|Title||Phylogenetic and chemical diversity of a hybrid-isoprenoid producing streptomycete lineage|
|Publication Type||Journal Article|
|Year of Publication||2013|
|Authors||Gallagher K.A, Rauscher K., Ioca L.P, Jensen PR|
|Journal||Applied and Environmental Microbiology|
|Type of Article||Article|
|Keywords||actinomycete diversity; antibiotics; bacteria; high-throughput; marine-sediments; natural-products; populations; Salinispora; sequences|
Streptomyces species dedicate a large portion of their genomes to secondary metabolite biosynthesis. A diverse and largely marine-derived lineage within this genus has been designated MAR4 and identified as a prolific source of hybrid isoprenoid (HI) secondary metabolites. These terpenoid-containing compounds are common in nature but rarely observed as bacterial secondary metabolites. To assess the phylogenetic diversity of the MAR4 lineage, complementary culture-based and culture-independent techniques were applied to marine sediment samples collected off the Channel Islands, CA. The results, including those from an analysis of publically available sequence data and strains isolated as part of prior studies, placed 40 new strains in the MAR4 clade, of which 32 originated from marine sources. When combined with sequences cloned from environmental DNA, 28 MAR4 operational taxonomic units (0.01% genetic distance) were identified. Of these, 82% consisted exclusively of either cloned sequences or cultured strains, supporting the complementarity of these two approaches. Chemical analyses of diverse MAR4 strains revealed the production of five different HI structure classes. All 21 MAR4 strains tested produced at least one HI class, with most strains producing from two to four classes.
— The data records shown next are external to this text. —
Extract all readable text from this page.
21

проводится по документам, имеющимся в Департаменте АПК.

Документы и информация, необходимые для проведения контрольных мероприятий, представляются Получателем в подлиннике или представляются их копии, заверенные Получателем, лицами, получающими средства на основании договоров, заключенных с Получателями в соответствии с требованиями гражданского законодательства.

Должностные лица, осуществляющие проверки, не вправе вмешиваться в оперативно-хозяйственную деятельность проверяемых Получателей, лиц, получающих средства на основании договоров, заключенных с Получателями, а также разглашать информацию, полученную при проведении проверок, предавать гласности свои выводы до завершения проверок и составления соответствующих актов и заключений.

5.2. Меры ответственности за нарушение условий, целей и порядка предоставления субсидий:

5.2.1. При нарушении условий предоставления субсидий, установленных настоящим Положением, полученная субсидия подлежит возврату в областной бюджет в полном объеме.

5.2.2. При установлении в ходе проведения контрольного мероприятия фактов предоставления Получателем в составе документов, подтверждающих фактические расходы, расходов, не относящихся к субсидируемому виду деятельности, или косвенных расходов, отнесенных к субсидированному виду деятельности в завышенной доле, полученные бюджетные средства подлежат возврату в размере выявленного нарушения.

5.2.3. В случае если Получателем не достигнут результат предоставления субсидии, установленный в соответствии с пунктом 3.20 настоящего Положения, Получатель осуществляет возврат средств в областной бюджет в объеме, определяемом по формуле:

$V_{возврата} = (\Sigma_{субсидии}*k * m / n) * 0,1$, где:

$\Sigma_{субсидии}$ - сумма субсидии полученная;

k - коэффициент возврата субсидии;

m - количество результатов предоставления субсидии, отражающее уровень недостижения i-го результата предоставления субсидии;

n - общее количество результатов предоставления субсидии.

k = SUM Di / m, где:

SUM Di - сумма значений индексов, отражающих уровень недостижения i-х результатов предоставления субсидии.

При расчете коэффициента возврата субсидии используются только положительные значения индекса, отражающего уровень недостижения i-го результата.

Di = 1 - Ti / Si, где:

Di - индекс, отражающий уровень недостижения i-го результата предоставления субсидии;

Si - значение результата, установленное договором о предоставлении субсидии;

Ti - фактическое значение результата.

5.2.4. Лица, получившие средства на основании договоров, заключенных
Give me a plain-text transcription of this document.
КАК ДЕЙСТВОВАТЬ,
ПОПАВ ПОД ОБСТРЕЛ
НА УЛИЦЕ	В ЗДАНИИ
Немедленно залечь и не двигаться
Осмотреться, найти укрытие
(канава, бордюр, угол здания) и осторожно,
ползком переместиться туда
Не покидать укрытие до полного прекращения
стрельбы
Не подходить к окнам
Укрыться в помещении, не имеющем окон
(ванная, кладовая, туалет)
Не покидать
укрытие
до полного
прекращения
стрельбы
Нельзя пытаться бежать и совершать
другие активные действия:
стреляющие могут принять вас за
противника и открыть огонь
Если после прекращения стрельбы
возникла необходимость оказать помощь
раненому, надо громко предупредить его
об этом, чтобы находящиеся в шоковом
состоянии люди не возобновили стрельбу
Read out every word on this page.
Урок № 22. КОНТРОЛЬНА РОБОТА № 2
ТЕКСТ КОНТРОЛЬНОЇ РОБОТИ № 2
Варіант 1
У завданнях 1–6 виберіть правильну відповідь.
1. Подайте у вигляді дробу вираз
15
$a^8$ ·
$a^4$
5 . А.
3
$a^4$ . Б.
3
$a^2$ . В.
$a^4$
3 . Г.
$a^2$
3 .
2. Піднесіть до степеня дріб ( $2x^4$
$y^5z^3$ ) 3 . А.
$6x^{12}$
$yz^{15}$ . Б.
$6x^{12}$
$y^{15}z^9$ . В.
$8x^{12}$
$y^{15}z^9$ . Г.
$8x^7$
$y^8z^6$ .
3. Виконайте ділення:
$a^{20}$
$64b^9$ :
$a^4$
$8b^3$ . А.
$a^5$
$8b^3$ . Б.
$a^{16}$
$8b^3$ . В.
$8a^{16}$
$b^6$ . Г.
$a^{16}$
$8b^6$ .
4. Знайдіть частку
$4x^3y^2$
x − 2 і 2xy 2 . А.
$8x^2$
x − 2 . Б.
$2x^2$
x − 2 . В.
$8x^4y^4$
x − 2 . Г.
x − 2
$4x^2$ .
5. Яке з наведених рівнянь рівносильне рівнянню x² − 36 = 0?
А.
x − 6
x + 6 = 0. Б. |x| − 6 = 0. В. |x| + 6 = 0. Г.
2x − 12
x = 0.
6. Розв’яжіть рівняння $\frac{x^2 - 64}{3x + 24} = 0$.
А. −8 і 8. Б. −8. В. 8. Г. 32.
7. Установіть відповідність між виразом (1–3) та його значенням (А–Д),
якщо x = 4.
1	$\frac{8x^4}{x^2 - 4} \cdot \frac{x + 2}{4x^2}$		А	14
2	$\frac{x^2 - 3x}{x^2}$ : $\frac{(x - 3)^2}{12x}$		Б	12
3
The two major clades within the MAR4 lineage displayed distinct patterns in the structural classes and the number and amount of HIs produced, suggesting a relationship between taxonomy and secondary metabolite production. The production of HI secondary metabolites appears to be a phenotypic trait of the MAR4 lineage, which represents an emerging model with which to study the ecology and evolution of HI biosynthesis.